I had a possibly related problem in the past.
I want to read a large data set through CSV.read(). The data set contains comments from on online forum that I scraped using Python and saved it as JSON. In Python I converted it to a unicode-encoded csv and try to read it now using CSV.read(). You can find the file here (beware, it has 700 MB). This is the code that I am using:
# Define some inline functions that allow us to read comments properly escape_double_quote(s::String) = replace(s, "\"\"", "\\\"") escape_back_quote(s::String) = replace(s, "\\\"", "\\\\\""); esca(s::String) = escape_double_quote(escape_back_quote(s)); # Read data from the Speculation subforum, this does not work at the moment f = open("output_speculation_unicode.csv") cleaned_file = IOBuffer(readstring(f)) df_speculation_raw = CSV.read(cleaned_file, DataFrame, rows_for_type_detect = 200000)
The first part relates to problems that were mentioned in this thread.
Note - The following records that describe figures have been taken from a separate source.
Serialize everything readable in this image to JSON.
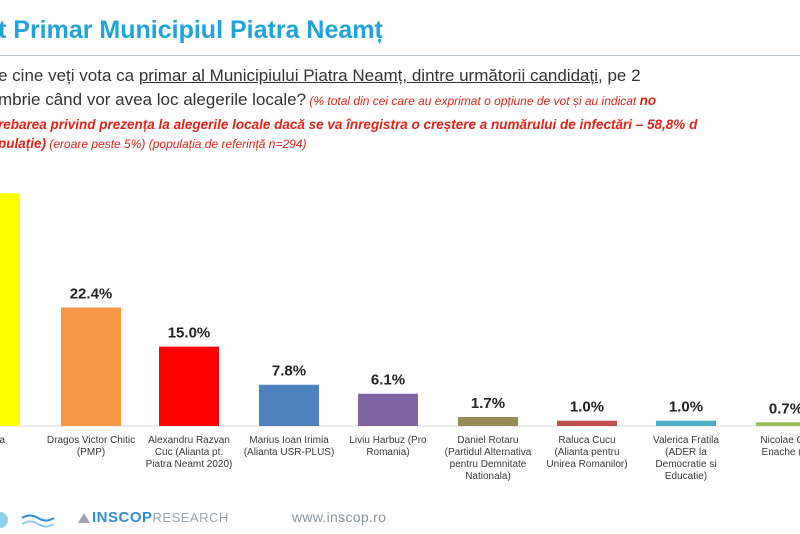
{
  "header": {
    "title": "t Primar Municipiul Piatra Neamț",
    "question_line1_a": "e cine veți vota ca ",
    "question_line1_u": "primar al Municipiului Piatra Neamț, dintre următorii candidați",
    "question_line1_b": ", pe 2",
    "question_line2": "mbrie când vor avea loc alegerile locale?",
    "note_line2": " (% total din cei care au exprimat o opțiune de vot și au indicat ",
    "note_line2_bold": "no",
    "note_line3": "rebarea privind prezența la alegerile locale dacă se va înregistra o creștere a numărului de infectări – 58,8% d",
    "note_line4_bold": "pulație)",
    "note_line4": " (eroare peste 5%) (populația de referință n=294)"
  },
  "chart_data": {
    "type": "bar",
    "categories": [
      "abelea\n)",
      "Dragos Victor Chitic\n(PMP)",
      "Alexandru Razvan\nCuc (Alianta pt.\nPiatra Neamt 2020)",
      "Marius Ioan Irimia\n(Alianta USR-PLUS)",
      "Liviu Harbuz (Pro\nRomania)",
      "Daniel Rotaru\n(Partidul Alternativa\npentru Demnitate\nNationala)",
      "Raluca Cucu\n(Alianta pentru\nUnirea Romanilor)",
      "Valerica Fratila\n(ADER la\nDemocratie si\nEducatie)",
      "Nicolae Cip\nEnache (Al"
    ],
    "values": [
      44.0,
      22.4,
      15.0,
      7.8,
      6.1,
      1.7,
      1.0,
      1.0,
      0.7
    ],
    "value_labels": [
      "%",
      "22.4%",
      "15.0%",
      "7.8%",
      "6.1%",
      "1.7%",
      "1.0%",
      "1.0%",
      "0.7%"
    ],
    "colors": [
      "#ffff00",
      "#f79646",
      "#ff0000",
      "#4f81bd",
      "#8064a2",
      "#948a54",
      "#c0504d",
      "#4bacc6",
      "#9bbb59"
    ],
    "ylim": [
      0,
      45
    ]
  },
  "footer": {
    "brand": "INSCOP",
    "brand_suffix": "RESEARCH",
    "website": "www.inscop.ro"
  }
}
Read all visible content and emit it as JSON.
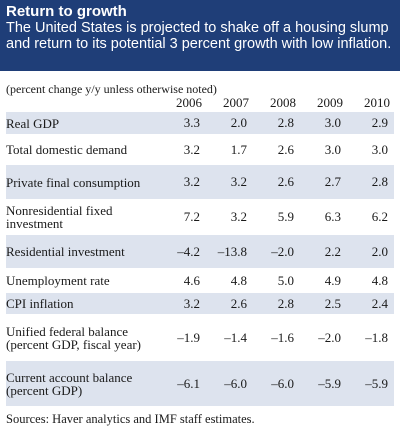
{
  "header": {
    "title": "Return to growth",
    "subtitle": "The United States is projected to shake off a housing slump and return to its potential 3 percent growth with low inflation."
  },
  "note": "(percent change y/y unless otherwise noted)",
  "years": [
    "2006",
    "2007",
    "2008",
    "2009",
    "2010"
  ],
  "rows": [
    {
      "label": "Real GDP",
      "values": [
        "3.3",
        "2.0",
        "2.8",
        "3.0",
        "2.9"
      ]
    },
    {
      "label": "Total domestic demand",
      "values": [
        "3.2",
        "1.7",
        "2.6",
        "3.0",
        "3.0"
      ]
    },
    {
      "label": "Private final consumption",
      "values": [
        "3.2",
        "3.2",
        "2.6",
        "2.7",
        "2.8"
      ]
    },
    {
      "label": "Nonresidential fixed investment",
      "values": [
        "7.2",
        "3.2",
        "5.9",
        "6.3",
        "6.2"
      ]
    },
    {
      "label": "Residential investment",
      "values": [
        "–4.2",
        "–13.8",
        "–2.0",
        "2.2",
        "2.0"
      ]
    },
    {
      "label": "Unemployment rate",
      "values": [
        "4.6",
        "4.8",
        "5.0",
        "4.9",
        "4.8"
      ]
    },
    {
      "label": "CPI inflation",
      "values": [
        "3.2",
        "2.6",
        "2.8",
        "2.5",
        "2.4"
      ]
    },
    {
      "label": "Unified federal balance (percent GDP, fiscal year)",
      "values": [
        "–1.9",
        "–1.4",
        "–1.6",
        "–2.0",
        "–1.8"
      ]
    },
    {
      "label": "Current account balance (percent GDP)",
      "values": [
        "–6.1",
        "–6.0",
        "–6.0",
        "–5.9",
        "–5.9"
      ]
    }
  ],
  "footer": "Sources: Haver analytics and IMF staff estimates.",
  "colors": {
    "header_bg": "#1f3e78",
    "row_shade": "#dde3ee"
  }
}
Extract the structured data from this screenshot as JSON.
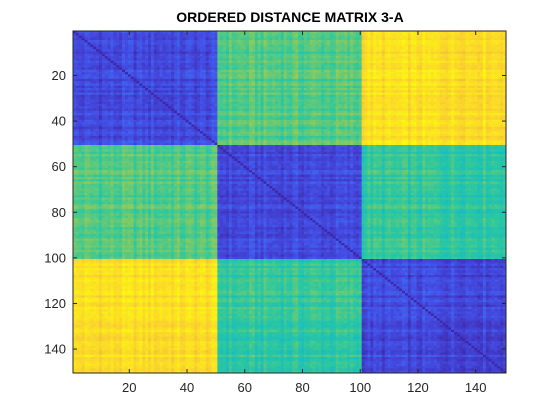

However, when I run this code, this is the preview that I receive:
As you can see, something gets mixed up on the way and instead of seeing the authors name and the comment id, I see random dates in those columns. My guess is that something is mixed up in the comments with the quotation marks and I need to add even more cases of strings that I want to replace.
If anyone has an idea what I could do, I’d be very grateful!